The property tax shift from Toronto’s new small business subclass will have a greater magnitude than originally estimated when City Council approved the parameters for the relief measure last fall. A report to Toronto Council’s budget committee advises that approximately 29,000 businesses will qualify for a 15 per cent reduction in the tax rate, necessitating a 0.99 per cent increase for the remainder of commercial ratepayers. The offset had previously been pegged at 0.85 per cent.
The introduction of the new tax subclass — which was enabled through an amendment to Ontario’s Assessment Act last year — comes in the overarching context of a recommended 2.2 per cent increase to the commercial tax rate for 2022. Budget deliberations are scheduled for the February 19 Toronto Council meeting.
As provincial legislation now authorizes, any Ontario municipality can enact a bylaw to set criteria for a small business subclass and reduce tax rates by up to 35 per cent for qualifying ratepayers. It has been left to municipalities to set eligibility criteria and determine whether rate reductions will be financed within the commercial tax class or across the broader tax base. Once the tax rate reduction is established, municipalities can apply to the provincial government for a corresponding reduction in the education tax rate for qualifying properties.
Under Toronto’s rules, all commercial properties with a current assessed value (CVA) no greater than $1 million qualify. As well, commercial properties in the downtown, waterfront districts, on an arterial strip designated as one of the “Avenues” in Toronto’s Official Plan or in designated commercial “centres” are eligible, provided that: either the lot size is no greater than 7,500 square feet or the commercial condominium unit has no more than 2,500 square feet of gross floor area; and the CVA does not exceed $7 million.
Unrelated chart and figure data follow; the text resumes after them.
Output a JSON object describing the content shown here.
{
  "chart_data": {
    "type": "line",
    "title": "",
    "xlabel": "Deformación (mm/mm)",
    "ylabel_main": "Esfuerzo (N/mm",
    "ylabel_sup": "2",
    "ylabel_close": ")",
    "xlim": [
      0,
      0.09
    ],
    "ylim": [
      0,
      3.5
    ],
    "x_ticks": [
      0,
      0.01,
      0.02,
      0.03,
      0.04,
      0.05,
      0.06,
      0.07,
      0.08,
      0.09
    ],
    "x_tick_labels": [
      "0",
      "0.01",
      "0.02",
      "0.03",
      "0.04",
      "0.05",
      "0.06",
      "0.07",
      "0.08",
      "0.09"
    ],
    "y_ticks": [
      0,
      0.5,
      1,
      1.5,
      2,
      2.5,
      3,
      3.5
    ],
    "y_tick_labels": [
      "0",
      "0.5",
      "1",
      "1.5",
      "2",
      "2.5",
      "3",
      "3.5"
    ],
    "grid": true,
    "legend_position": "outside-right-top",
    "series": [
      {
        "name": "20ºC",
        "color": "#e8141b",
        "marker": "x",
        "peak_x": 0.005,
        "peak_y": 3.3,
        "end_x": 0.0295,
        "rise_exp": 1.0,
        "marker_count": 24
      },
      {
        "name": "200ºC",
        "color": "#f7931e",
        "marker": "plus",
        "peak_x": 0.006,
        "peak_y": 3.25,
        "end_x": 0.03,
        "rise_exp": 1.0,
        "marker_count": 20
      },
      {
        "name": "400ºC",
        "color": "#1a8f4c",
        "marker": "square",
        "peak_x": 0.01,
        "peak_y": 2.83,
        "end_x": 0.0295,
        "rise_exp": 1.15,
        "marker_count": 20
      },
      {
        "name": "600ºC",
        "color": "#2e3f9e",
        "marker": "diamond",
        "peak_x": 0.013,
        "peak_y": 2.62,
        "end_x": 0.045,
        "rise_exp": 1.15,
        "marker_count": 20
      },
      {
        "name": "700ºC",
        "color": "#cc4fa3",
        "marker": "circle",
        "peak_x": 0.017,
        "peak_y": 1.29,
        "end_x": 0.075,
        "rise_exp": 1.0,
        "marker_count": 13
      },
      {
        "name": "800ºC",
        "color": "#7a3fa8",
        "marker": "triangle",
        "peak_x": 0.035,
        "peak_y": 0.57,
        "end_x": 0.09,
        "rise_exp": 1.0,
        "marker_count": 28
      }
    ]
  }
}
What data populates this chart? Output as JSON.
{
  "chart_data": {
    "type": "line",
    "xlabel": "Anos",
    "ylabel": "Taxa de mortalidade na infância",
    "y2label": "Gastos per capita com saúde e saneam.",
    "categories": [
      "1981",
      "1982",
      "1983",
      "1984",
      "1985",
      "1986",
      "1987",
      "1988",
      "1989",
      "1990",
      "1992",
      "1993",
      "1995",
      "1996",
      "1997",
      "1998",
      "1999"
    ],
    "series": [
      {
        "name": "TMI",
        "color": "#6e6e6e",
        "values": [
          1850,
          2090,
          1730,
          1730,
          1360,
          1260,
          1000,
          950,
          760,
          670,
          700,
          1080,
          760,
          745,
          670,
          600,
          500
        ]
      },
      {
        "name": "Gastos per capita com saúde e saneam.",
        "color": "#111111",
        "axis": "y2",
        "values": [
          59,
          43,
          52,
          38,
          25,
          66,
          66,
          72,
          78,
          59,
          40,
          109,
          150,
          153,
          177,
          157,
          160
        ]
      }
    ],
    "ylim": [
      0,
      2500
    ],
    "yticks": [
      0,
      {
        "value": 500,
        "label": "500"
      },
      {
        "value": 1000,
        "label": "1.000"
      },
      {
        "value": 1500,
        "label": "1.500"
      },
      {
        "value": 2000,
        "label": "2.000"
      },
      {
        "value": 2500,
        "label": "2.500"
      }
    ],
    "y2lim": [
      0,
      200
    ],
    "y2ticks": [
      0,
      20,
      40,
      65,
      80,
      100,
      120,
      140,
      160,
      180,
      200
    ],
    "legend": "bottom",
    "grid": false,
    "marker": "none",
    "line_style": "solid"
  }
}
“A strong majority of business organizations, representing both large and small commercial properties have been consistent in their preference for the small business tax subclass to be funded across all property classes,” states a communique from REALPAC, on behalf of a number of the city’s commercial real estate organizations. “This would significantly reduce tax burden shift onto non-subclass commercial properties.”